Read Scriptures: Matthew 5:17-20
I. I must first realize that the rules still apply to me today.
Vs. 17-18 “Do not think that I have come to abolish the Law or the Prophets; I have not come to abolish them but to fulfill them. I tell you the truth, until heaven and earth disappear, not the smallest letter, not the least stroke of a pen, will by any means disappear from the Law until everything is accomplished.”
Before we get to involved with this point, we need to get an understanding of what the rules are. When the bible speaks of “the Law”, it is used to cover a very broad subject. “The Law” speaks of “the ten commandments”, it refers to the first five books of the bible or the Pentateuch, which means five scrolls, it refers to the law and the prophets, which is the all the old testament, it also refers to the oral law or scribal law.
To give you a little history lesson, when the Jews went into captivity in Babylon then were away from the temple, they did not have the temple priesthood, so they developed what they now have in synagogue worship, in synagogue worship scribes who are simply copiers of the bible, would begin to give opinions on what the scripture meant, and they began to write a pass judgment on biblical issues, and this is where the oral or scribal law came from.

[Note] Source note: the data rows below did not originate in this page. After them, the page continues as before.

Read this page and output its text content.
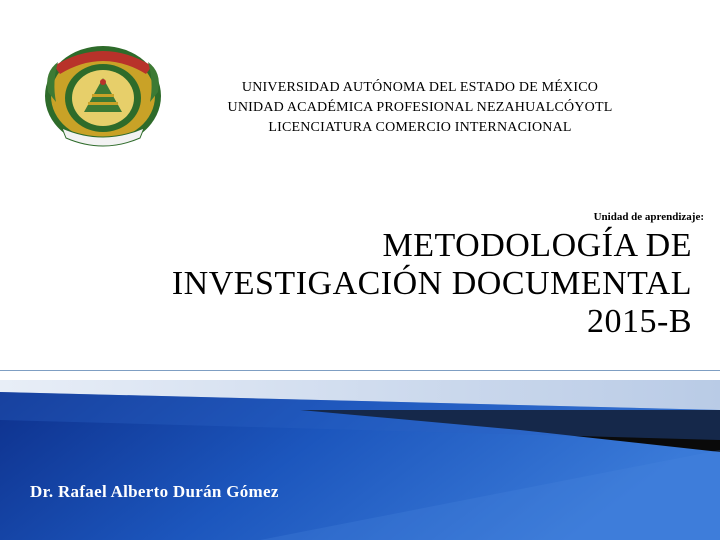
UNIVERSIDAD AUTÓNOMA DEL ESTADO DE MÉXICO
UNIDAD ACADÉMICA PROFESIONAL NEZAHUALCÓYOTL
LICENCIATURA COMERCIO INTERNACIONAL
Unidad de aprendizaje:
METODOLOGÍA DE
INVESTIGACIÓN DOCUMENTAL
2015-B
Dr. Rafael Alberto Durán Gómez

Every place in scripture where the law is condemned this is the law that is being condemned it is the oral or scribal law, not the ten commandments or the old testament, or the prophets. They were simply man made laws added to God’s laws or rules.
So when Jesus says that “he came not to abolish the law and the prophets but to fulfill” what He is saying that God’s law still applies to us. He didn’t abolish it. We are saved by grace through faith, but we are not exempt from following the rules while living this life. So the first thing we need to learn tonight is that as a follower of Christ I am still obligated to follow God’s law.
II. I must realize that I will have to give an account for breaking the rules.
Vs. 19 “Anyone who breaks one of the least of these commandments and teaches others to do the same will be called least in the kingdom of heaven, but whoever practices and teaches these commands will be called great in the kingdom of heaven.”
I cannot be salt and light in the world, until I know how to be salt and light in the world, and how can I know how to be salt and light in the world? By following God’s law.
God’s law tells me how to be good, therefore I know what not being good is also.
We must understand as believers that we will have to give an account before Christ with what we have done in the body whether good or bad.
Listen carefully, we will not be judged by our following the law to see if we enter heaven, in fact Jesus will address that issue in the next verse, however we will be judged by God’s standard according to how we lived as believers.
That is why Jesus said in this verse, “Anyone who breaks one of the least of these commandments and teaches others to do the same will be called least in the kingdom of heaven, but whoever practices and teaches these commands will be called great in the kingdom of heaven.”, if I break a commandment willfully without repenting and I teach others to do the same I will have to give an account, I will be called least in the kingdom.